Simplified: Even if Sioux Falls businesses start helping cover the costs of childcare for employees, it likely won't be enough to bridge the gap between what parents can afford and what it takes to pay childcare providers a competitive wage, according to analysis from the Sioux Falls Childcare Collaborative
Why it matters
- The childcare industry faces two significant gaps in South Dakota. First, there's the gap between what parents can afford to pay – defined by the federal government as no more than 7 percent of the median income, or about $4,200 per kid per year in South Dakota.

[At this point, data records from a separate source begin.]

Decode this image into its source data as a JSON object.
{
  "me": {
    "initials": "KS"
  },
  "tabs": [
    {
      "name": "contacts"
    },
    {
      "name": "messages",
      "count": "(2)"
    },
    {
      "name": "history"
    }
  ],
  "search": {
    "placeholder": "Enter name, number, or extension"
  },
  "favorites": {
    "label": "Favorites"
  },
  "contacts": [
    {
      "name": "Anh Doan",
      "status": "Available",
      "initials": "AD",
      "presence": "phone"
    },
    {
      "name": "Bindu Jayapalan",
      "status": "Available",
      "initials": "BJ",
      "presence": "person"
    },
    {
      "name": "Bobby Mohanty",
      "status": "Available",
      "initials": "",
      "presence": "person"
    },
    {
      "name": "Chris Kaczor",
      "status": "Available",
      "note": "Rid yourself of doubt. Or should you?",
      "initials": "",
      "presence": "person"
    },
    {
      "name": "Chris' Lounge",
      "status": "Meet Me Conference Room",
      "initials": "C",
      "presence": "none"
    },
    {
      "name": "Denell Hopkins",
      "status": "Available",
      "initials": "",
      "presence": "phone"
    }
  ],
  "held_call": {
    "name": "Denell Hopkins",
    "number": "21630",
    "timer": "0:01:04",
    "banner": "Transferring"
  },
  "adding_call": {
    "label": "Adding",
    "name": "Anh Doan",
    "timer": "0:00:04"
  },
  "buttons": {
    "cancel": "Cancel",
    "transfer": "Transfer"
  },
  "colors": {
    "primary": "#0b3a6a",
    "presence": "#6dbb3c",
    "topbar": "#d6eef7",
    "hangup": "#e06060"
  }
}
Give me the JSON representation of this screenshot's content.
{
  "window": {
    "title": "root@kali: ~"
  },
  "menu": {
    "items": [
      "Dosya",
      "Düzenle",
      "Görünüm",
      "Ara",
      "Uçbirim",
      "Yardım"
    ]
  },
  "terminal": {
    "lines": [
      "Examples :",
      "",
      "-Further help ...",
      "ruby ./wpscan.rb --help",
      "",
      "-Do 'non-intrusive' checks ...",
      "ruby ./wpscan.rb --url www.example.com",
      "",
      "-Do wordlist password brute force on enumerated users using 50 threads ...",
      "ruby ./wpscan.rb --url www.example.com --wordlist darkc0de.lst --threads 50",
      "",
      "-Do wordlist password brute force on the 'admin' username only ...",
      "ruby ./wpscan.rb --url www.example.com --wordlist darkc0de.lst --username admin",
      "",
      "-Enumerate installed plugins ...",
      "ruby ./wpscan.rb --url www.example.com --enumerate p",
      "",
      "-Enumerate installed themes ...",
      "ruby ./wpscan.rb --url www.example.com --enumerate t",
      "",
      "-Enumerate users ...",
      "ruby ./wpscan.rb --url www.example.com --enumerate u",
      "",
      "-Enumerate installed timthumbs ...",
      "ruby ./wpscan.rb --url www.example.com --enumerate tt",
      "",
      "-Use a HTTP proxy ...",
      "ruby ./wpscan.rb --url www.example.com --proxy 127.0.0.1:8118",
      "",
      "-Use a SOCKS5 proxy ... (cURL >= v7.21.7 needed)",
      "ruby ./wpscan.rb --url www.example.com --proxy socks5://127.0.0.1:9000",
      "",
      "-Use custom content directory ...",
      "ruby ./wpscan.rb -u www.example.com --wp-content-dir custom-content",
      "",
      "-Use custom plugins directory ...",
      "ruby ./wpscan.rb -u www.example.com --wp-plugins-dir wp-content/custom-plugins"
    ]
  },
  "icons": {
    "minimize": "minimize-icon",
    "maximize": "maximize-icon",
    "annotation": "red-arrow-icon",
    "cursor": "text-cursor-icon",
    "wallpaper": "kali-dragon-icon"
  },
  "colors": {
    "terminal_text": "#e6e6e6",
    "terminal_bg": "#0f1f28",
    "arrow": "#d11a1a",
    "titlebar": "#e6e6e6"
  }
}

- Then, there's the gap between what parents are paying now – about $10,000 per kid per year, and what it would take to pay childcare providers a competitive wage, i.e. an increase from an average of $10.39/hour to $18/hour.
- The Childcare Collaborative's analysis comes as part of a six-month dedicated effort to find solutions to the childcare crisis facing parents. Rana DeBoer and Nicole Fluth were hired in early October with a goal of working full-time on this issue.
- By November, DeBoer and Fluth realized that businesses would need to be part of the equation. That's still true, but they told Sioux Falls Simplified that in every other successful example of childcare solutions in other states and cities, there's also a level of broader community or local government support.
"Businesses can step in and help, but to cover both of those gaps it kind of has to come from multiple angles," Fluth said.
Remind me again, what's the scope of this crisis?
It's a big one.
Statewide, the collaborative estimates that it's a $636 million gap between what parents can afford to pay and what providers need to hit that $18/hour average wage.
Oof. Ok, and how can we bridge that gap?
That's exactly what DeBoer and Fluth are figuring out.
It's clear that businesses need to be part of the solution. The two women described the childcare industry as the "workforce behind the workforce," because without adequate childcare, parents aren't able to work.
But, it's also becoming increasingly clear that there has to be a third source of funding in addition to parents paying tuition and businesses chipping in. In many cases, that funding source is the state, Fluth said.
- In Michigan, for example, there's what's called a "tri-share" model of childcare. Parents pay one-third of the cost. Employers pay another third, and the state of Michigan pays the final third.
What if the state doesn't help?
The state of South Dakota is one of only a handful in the country with no dedicated budget for childcare.
- It's unlikely that will change, at least in the near future, Fluth and DeBoer acknowledge. But the Childcare Collaborative is looking for creative ways to find funding at a more local level for Sioux Falls-area parents.
There are some promising local examples. In West Fargo, the city just approved a grant program to help fund day care operations.
- Fluth and DeBoer will be asking businesses and community organizations what they think is possible in Sioux Falls.
What happens next?
The next big step is bringing more businesses on board with helping pay for childcare.
The collaborative is hosting an event at 8:30 a.m. Wednesday, March 8 at Southeast Technical College where businesses can learn more about how they can help. Register for that event here.
Beyond that, the Childcare Collaborative is putting together its findings, and in the coming months will be sharing even more information about how Sioux Falls can help address the community's childcare needs.